ESP embarks on a historic new journey in Rome

Tuesday, January 30, 2024–11:38 a.m.

-David Crowder, WRGA News-

ESP Rome photo

In a unanimous vote, The Floyd County Commission recently approved a special use permit for the former church at 1818 Kingston Highway, which will become the new Rome campus for Extra Special People.

ESP provides support and services for developmentally and intellectually disabled people and their families.

According to attorney Sid Wright, the permit will allow ESP to repurpose the church, the outbuildings, and the grounds by renovating the existing building for corporate offices, restrooms, a gymnasium, activity rooms, meeting areas, and recreational spaces.

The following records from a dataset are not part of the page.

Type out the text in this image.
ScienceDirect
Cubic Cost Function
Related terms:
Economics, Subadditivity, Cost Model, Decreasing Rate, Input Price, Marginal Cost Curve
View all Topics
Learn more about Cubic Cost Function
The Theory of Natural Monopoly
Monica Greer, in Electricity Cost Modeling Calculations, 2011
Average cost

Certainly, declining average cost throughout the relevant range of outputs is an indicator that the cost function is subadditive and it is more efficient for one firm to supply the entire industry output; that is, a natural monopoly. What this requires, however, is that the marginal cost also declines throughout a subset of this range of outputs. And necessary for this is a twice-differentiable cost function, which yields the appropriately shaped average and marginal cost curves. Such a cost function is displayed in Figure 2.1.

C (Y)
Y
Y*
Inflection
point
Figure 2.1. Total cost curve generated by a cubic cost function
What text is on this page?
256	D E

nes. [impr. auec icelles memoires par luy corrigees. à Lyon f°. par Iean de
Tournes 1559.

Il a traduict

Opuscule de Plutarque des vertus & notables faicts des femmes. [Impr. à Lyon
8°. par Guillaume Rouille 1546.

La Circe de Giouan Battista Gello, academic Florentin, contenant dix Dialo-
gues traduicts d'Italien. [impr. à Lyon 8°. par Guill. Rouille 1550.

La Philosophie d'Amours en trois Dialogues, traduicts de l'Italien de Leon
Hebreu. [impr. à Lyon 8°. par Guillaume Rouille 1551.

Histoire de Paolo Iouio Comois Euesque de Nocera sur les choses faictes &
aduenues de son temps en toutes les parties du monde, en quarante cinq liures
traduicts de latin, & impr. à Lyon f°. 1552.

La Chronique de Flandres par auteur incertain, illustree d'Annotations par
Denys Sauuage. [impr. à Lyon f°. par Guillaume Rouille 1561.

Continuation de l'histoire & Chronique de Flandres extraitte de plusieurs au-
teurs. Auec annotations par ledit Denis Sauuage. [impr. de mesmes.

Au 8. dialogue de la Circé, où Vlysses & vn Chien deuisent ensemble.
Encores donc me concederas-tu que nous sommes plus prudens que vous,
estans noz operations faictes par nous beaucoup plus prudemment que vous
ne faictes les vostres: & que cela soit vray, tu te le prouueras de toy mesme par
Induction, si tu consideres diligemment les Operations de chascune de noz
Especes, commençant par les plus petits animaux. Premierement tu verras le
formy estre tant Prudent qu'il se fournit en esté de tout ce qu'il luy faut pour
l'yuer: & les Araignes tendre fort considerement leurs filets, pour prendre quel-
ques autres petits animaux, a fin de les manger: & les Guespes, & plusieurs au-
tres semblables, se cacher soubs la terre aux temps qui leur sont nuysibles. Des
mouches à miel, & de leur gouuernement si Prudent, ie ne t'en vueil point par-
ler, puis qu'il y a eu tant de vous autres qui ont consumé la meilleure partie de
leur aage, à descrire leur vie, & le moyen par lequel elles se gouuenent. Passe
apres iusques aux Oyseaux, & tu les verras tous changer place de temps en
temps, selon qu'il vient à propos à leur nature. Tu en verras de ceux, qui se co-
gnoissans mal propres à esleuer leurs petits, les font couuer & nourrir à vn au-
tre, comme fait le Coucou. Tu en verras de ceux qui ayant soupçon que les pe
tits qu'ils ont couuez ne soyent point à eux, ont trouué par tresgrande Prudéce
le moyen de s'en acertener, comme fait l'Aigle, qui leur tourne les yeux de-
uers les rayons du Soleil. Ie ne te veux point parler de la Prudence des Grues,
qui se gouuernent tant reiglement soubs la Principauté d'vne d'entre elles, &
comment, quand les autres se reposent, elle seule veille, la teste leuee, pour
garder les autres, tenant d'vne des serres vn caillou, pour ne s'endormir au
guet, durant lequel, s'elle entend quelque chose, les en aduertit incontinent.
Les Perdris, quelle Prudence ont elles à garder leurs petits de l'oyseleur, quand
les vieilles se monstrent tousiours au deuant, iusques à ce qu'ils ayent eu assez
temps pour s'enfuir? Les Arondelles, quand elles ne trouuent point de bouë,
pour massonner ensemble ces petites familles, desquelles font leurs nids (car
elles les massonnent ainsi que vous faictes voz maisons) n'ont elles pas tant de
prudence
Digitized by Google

“There is also a concession and commissary for Java Joy at the site,” he added. “The near-term plans include building an accessible playground and walking areas, a baseball/softball field, and an amphitheater for ESP events.”

Cade Dempsey told commissioners what she loves most about ESP.

“The activities, all the friends I’ve made, and how the participants are celebrated,” she said.

According to ESP CEO Laura Hope Whitaker, the playground will be universally designed, and open to the public, meaning kids will be able to engage with people with disabilities.

“Research shows that if there is no barrier to a child’s play to interact with someone different from them, not only will they include people with disabilities on that playground, they are statistically shown to continue to include kids of all abilities throughout their lives,” she said. “That is the impact of our project. It’s not just about individuals with disabilities and their families, but about changing Rome for the better.”

You can read more about Extra Special People in the news release below.

Extra Special People, Inc. (ESP), was overwhelmed with the unanimous support of the Floyd County Board of Commissioners who approved the File SUP24-01-04 special use permit for an Extra Special People campus located at 1818 Kingston Highway, Rome, GA. This marks the beginning of an extraordinary journey for the organization and the local community. 

ESP Rome began with Gaines and Amy Dempsey and their hearts for their daughter Cade, and her friends to experience what over 900 individuals with disabilities in Northeast Georgia experience every day: the magic of Extra Special People. What began with their employment program, Java Joy, has grown to after-school programming at Rome First United Methodist Church, and one then two weeks of summer camp at Georgia Highlands College. As programs have grown, so has the need for permanent space. ESP camp was bursting at the scenes with a waitlist. 

It wasn’t until Cordell, a Rome ESP participant and Joyrista, shared his dream, that the organization got to work. Cordell visited the Berry campus for the first time for a Java Joy event and upon arriving and seeing the beautiful castle-like buildings and students his age enjoying life among them, he said, “ESP needs our castle!” Not long after that, ESP went under contract with 1818 Kingston Rd. in Rome Georgia to begin building the dream. 

SP Rome has a long journey ahead of them and will need the community to join the journey. The site in Athens pictured hosts 20,000 sq. ft of program space, a ballfield, and a universally accessible playground open to the public where all kids can play together. The organization has a dream that the same type of vision can become reality in Rome. 

“As we embark on this dream, we invite you to join us every step of the way. Today’s approval is just the first milestone in a series of exciting steps along the way. Our vision for the property at 1818 Kingston Highway is not only ambitious but also deeply aligned with the needs and aspirations of our community in Rome, GA,” says Laura Hope Whitaker, CEO of ESP. 

“We are committed to keeping our community informed and involved. We are so thankful for the unanimous support we have seen thus far. It proves that a dream like this is needed in Rome, Ga. Together, we can make a significant impact to make our beloved community even better.” Hollye Smith, ESP Rome Chairwoman. 

To ensure you don’t miss out on any updates or milestones, the organization has a dedicated newsletter at as the go-to source for all the latest news, progress reports, and opportunities to get involved with ESP Rome’s journey. 

About ESP 

ESP was founded in 1986 when Martha Wyllie, ESP’s founder, noticed an unequal number of opportunities for children with disabilities and began the first one-week summer camp for 21 participants. Programs began taking place in community gathering spaces until they could open their own gym five years later in Watkinsville, Georgia. For two decades, ESP conducted their programs there with the number of participants growing every year. When Wyllie passed away in 2004, she left behind a growing legacy; and Laura Hope Whitaker, now CEO, stepped into the role of executive director at age 19. ESP identified the need for family support and year-round programming and created the ESP 360 program. Through Java Joy, ESP expanded into Atlanta and Rome, Georgia in 2020. Now, ESP provides all three of its programs in Rome: Java Joy, 360 Programming, and Hooray Camp. ESP’s board and leadership team have developed a 10-year strategic plan that envisions ESP being a nationally recognized leader in transforming communities in multiple states through programs for people with all abilities.